Historian Katya Hoyer has caused a sensation with her new history of everyday life in East Germany. On the anniversary of the fall of the Berlin Wall, she spoke to Jacobin about why that state failed — and why reunification didn’t live up to expectations.

The Berlin Wall in 1989. (Raphaël Thiémard / Wikimedia Commons)


When Germany reunited in 1990, people on both sides of the inner border were delighted. The promise was that, after decades of upheaval, Germans could develop in unity toward a bright future. The transformation of the former East was meant to lead it out of backward socialism and toward the delights of the market-capitalist West. This attitude toward the sunlit future also imposed a certain way of looking at its past.
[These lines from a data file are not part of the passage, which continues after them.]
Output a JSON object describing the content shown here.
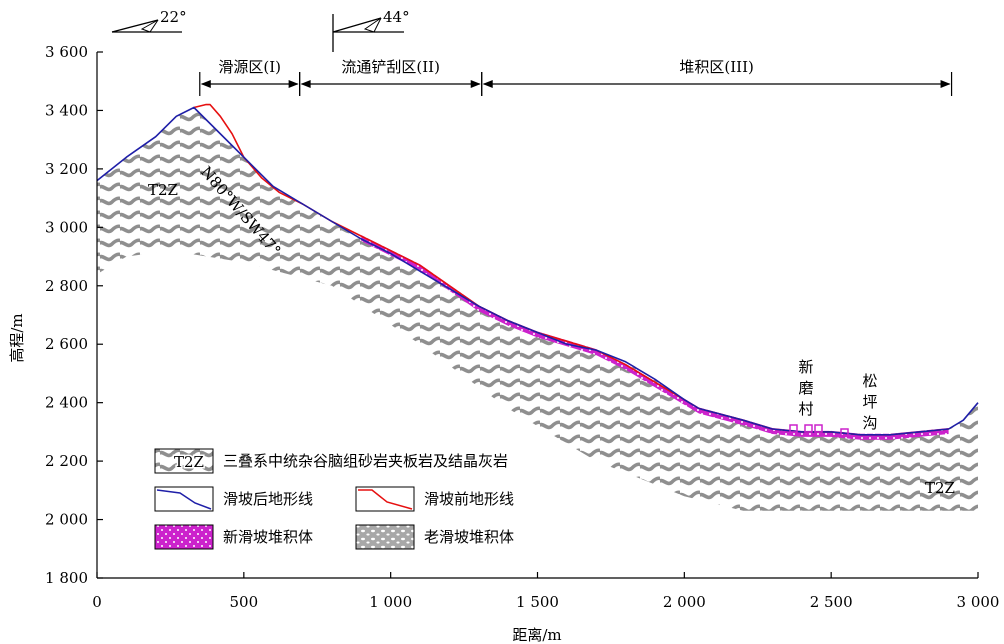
{
  "chart_data": {
    "type": "line",
    "title": "",
    "xlabel": "距离/m",
    "ylabel": "高程/m",
    "xlim": [
      0,
      3000
    ],
    "ylim": [
      1800,
      3600
    ],
    "x_ticks": [
      {
        "value": 0,
        "label": "0"
      },
      {
        "value": 500,
        "label": "500"
      },
      {
        "value": 1000,
        "label": "1 000"
      },
      {
        "value": 1500,
        "label": "1 500"
      },
      {
        "value": 2000,
        "label": "2 000"
      },
      {
        "value": 2500,
        "label": "2 500"
      },
      {
        "value": 3000,
        "label": "3 000"
      }
    ],
    "y_ticks": [
      {
        "value": 1800,
        "label": "1 800"
      },
      {
        "value": 2000,
        "label": "2 000"
      },
      {
        "value": 2200,
        "label": "2 200"
      },
      {
        "value": 2400,
        "label": "2 400"
      },
      {
        "value": 2600,
        "label": "2 600"
      },
      {
        "value": 2800,
        "label": "2 800"
      },
      {
        "value": 3000,
        "label": "3 000"
      },
      {
        "value": 3200,
        "label": "3 200"
      },
      {
        "value": 3400,
        "label": "3 400"
      },
      {
        "value": 3600,
        "label": "3 600"
      }
    ],
    "series": [
      {
        "name": "滑坡后地形线",
        "color": "#1f1fa8",
        "x": [
          0,
          100,
          200,
          270,
          330,
          400,
          500,
          600,
          700,
          800,
          900,
          1000,
          1100,
          1200,
          1300,
          1400,
          1500,
          1600,
          1700,
          1800,
          1900,
          2000,
          2050,
          2200,
          2300,
          2400,
          2500,
          2600,
          2700,
          2800,
          2900,
          2950,
          3000
        ],
        "y": [
          3160,
          3240,
          3310,
          3380,
          3410,
          3340,
          3240,
          3140,
          3080,
          3020,
          2960,
          2910,
          2850,
          2790,
          2730,
          2680,
          2640,
          2600,
          2580,
          2540,
          2480,
          2410,
          2380,
          2340,
          2310,
          2300,
          2300,
          2290,
          2290,
          2300,
          2310,
          2340,
          2400
        ]
      },
      {
        "name": "滑坡前地形线",
        "color": "#e61010",
        "x": [
          330,
          370,
          385,
          420,
          460,
          500,
          560,
          620,
          700,
          800,
          900,
          1000,
          1100,
          1200,
          1300,
          1400,
          1500,
          1600,
          1700,
          1800,
          1900,
          2000,
          2050,
          2200,
          2300,
          2400,
          2500,
          2600,
          2700,
          2800,
          2900
        ],
        "y": [
          3410,
          3420,
          3420,
          3380,
          3320,
          3240,
          3170,
          3120,
          3080,
          3020,
          2970,
          2920,
          2870,
          2800,
          2730,
          2680,
          2640,
          2610,
          2580,
          2530,
          2470,
          2410,
          2380,
          2340,
          2310,
          2300,
          2300,
          2290,
          2290,
          2300,
          2310
        ]
      }
    ],
    "zones": [
      {
        "label": "滑源区(I)",
        "x_start": 350,
        "x_end": 690
      },
      {
        "label": "流通铲刮区(II)",
        "x_start": 690,
        "x_end": 1310
      },
      {
        "label": "堆积区(III)",
        "x_start": 1310,
        "x_end": 2910
      }
    ],
    "annotations": {
      "dip_angle_1": "22°",
      "dip_angle_2": "44°",
      "strata_label_left": "T2Z",
      "strata_label_right": "T2Z",
      "attitude": "N80°W/SW47°",
      "village_1": "新磨村",
      "village_2": "松坪沟"
    },
    "legend": [
      {
        "label": "三叠系中统杂谷脑组砂岩夹板岩及结晶灰岩",
        "symbol": "T2Z"
      },
      {
        "label": "滑坡后地形线"
      },
      {
        "label": "滑坡前地形线"
      },
      {
        "label": "新滑坡堆积体"
      },
      {
        "label": "老滑坡堆积体"
      }
    ],
    "legend_placement": "bottom-left",
    "grid": false
  }
}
The reunified Germany’s history was to become a mainly West German story of successful recovery after 1945 — with the German Democratic Republic (GDR) in the East seen as the aberration.

Today, over thirty years after unification, things don’t look so rosy. The far-right Alternative für Deutschland (AfD) is on the rise in the states of former East Germany, and many observers are delving into the GDR’s history to try to understand today’s developments. Is this state — its Stasi control, its suppression of democracy, its official anti-fascism — to blame for Easterners’ supposed “authoritarian attitudes” today? Or is the strength of this antisystemic party more to do with the transition that followed 1990?

Amid this debate, British-German historian Katja Hoyer’s new book Beyond the Wall has caused a sensation. Hoyer’s book does not replicate the image of an East Germany living in constant fear, but focuses on cultural development, social policy, leisure, and the everyday lives of ordinary people in the GDR. Her book is based on primary source research, but especially on interviews with ordinary citizens who lived much of their lives in the GDR.